If you go out in the woods today . . . be careful!

It seems there’s more to those ‘exploding game cameras’, found in Kentucky a while back, than initially met the eye.  GunsAmerica reports:

The ATF discovered nine IEDs — improvised explosive devices — in the Kentucky wilderness.

These IEDs were rigged up to game cameras across Harlan county. Three of the IEDs went off and injured passers-by but there may be more bombs yet to be found.

“Some of the trail cameras were found abandoned on paths in rural areas routinely accessed via the Dave Smith Drainage Area (Woodland Hills Subdivision, Harlan, KY) on the Little Black Mountain Spur in Harlan County,” said the ATF in an official statement. “These IEDs were designed to explode when a person inserted batteries into the trail camera.”
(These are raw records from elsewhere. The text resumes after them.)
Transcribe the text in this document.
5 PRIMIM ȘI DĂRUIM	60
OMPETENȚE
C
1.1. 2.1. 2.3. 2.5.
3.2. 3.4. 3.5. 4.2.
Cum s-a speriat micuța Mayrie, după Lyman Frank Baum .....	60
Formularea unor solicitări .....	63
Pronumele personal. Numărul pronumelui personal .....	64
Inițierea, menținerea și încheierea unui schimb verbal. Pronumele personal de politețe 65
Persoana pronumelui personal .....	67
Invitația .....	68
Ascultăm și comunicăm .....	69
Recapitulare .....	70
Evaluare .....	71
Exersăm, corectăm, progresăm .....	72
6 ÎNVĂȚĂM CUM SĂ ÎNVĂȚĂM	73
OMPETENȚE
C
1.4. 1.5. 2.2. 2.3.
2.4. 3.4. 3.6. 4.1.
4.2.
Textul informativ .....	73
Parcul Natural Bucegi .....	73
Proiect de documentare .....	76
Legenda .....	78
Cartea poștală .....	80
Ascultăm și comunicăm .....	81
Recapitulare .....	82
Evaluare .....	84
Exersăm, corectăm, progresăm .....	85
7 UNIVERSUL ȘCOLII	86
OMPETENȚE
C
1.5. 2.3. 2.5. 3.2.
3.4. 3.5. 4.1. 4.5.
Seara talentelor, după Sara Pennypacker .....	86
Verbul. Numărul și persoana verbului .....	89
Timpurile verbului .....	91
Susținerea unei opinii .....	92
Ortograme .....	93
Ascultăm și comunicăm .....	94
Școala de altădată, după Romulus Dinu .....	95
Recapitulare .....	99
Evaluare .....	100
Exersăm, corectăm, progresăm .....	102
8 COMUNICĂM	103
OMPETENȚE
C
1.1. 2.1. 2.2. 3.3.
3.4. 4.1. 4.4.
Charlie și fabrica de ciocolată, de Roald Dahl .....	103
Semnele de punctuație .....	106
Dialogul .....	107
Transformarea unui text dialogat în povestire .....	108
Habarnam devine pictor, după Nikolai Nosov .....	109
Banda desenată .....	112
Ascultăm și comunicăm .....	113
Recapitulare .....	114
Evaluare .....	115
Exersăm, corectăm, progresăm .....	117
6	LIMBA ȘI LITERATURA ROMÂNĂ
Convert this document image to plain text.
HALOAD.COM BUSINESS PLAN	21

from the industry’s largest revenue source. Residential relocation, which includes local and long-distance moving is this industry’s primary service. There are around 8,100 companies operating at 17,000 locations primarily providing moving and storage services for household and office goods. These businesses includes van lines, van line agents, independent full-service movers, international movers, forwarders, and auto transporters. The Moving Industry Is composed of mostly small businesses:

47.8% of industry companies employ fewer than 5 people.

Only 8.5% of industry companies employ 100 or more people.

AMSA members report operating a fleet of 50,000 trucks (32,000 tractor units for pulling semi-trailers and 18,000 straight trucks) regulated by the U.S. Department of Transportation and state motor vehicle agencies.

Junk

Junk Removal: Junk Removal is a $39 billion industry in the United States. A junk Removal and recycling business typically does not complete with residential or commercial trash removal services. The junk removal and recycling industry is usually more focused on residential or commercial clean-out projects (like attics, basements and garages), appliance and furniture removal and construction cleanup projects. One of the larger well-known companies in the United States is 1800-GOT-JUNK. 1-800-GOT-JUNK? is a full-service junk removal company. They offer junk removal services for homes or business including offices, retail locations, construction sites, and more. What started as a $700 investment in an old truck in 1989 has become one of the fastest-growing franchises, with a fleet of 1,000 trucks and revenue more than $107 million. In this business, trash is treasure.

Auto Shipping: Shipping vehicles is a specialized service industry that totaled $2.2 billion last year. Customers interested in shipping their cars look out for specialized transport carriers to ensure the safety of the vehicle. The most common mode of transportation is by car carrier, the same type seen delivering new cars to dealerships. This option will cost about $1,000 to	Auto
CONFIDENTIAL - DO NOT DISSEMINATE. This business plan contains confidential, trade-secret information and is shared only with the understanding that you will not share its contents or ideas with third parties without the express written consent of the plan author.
Not all of the bombs were built into trail cams. “Other IEDs were designed to be detonated by a tripwire leading to the trail cameras,” added the ATF. “In some instances, containers such as milk jugs, protein powder containers, or paint cans were placed nearby the explosive device. In addition, there is information that a tree stand had been placed in the woods with an explosive device attached.”

. . .

This announcement is related to the investigation and arrest of Mark Sawaf earlier this summer. Investigators found many explosives and bomb-related materials in Sawaf’s home.

Sawaf was killed in custody after attempting to take an officer’s pistol according to the U.S. Attorney’s office. Charges have not been filed against the officer involved.

There’s more at the link.

We don’t know anything about Sawaf’s origins, religious beliefs (if any), criminal history, or anything else;  but he obviously went to a great deal of trouble in setting up these IED’s.  It looks as if they were deliberately designed to be tempting to passersby, so that they’d take them home with them and try to put them in working order – only to explode in their faces.  Others may have been set to protect something nearby (perhaps a marijuana plantation?), or alert other persons nearby when they exploded.

If one man can do this, others can too.  It might be encountered anywhere, not just in Kentucky.  If you find something anywhere out in Mother Nature’s realm that’s obviously been left there by someone, you might want to keep that in mind.  I certainly shall!



  1. IED's aren't that hare to create, if one should choose to do so.

    The triggers are not that difficult. Making decent, stable boomstuff is't that hard, either.

    What he has done is evil, however.

  2. Harlan county has long been known as a place to not mess around with what's not yours, or in places you don't belong. I can't speculate on Mr. Sawaf's motives; they might be only what he said. That's considerable overkill for damaged game cams, but some folks who seem normal aren't quite rational.
    He died only about 3 weeks ago. That doesn't sound like an unreasonable time for an improvised device to be effective; perhaps they're some he planted. UW-trained people could speak with more authority on that subject.
    B is right. Hell, I got a U.S. Army Improvised Munitions Manual when I was 12; long before the intarwebs, but not too hard to find in the mid-70s. Nothing in there is beyond the reach of a person of average intelligence, that being the idea behind the manual.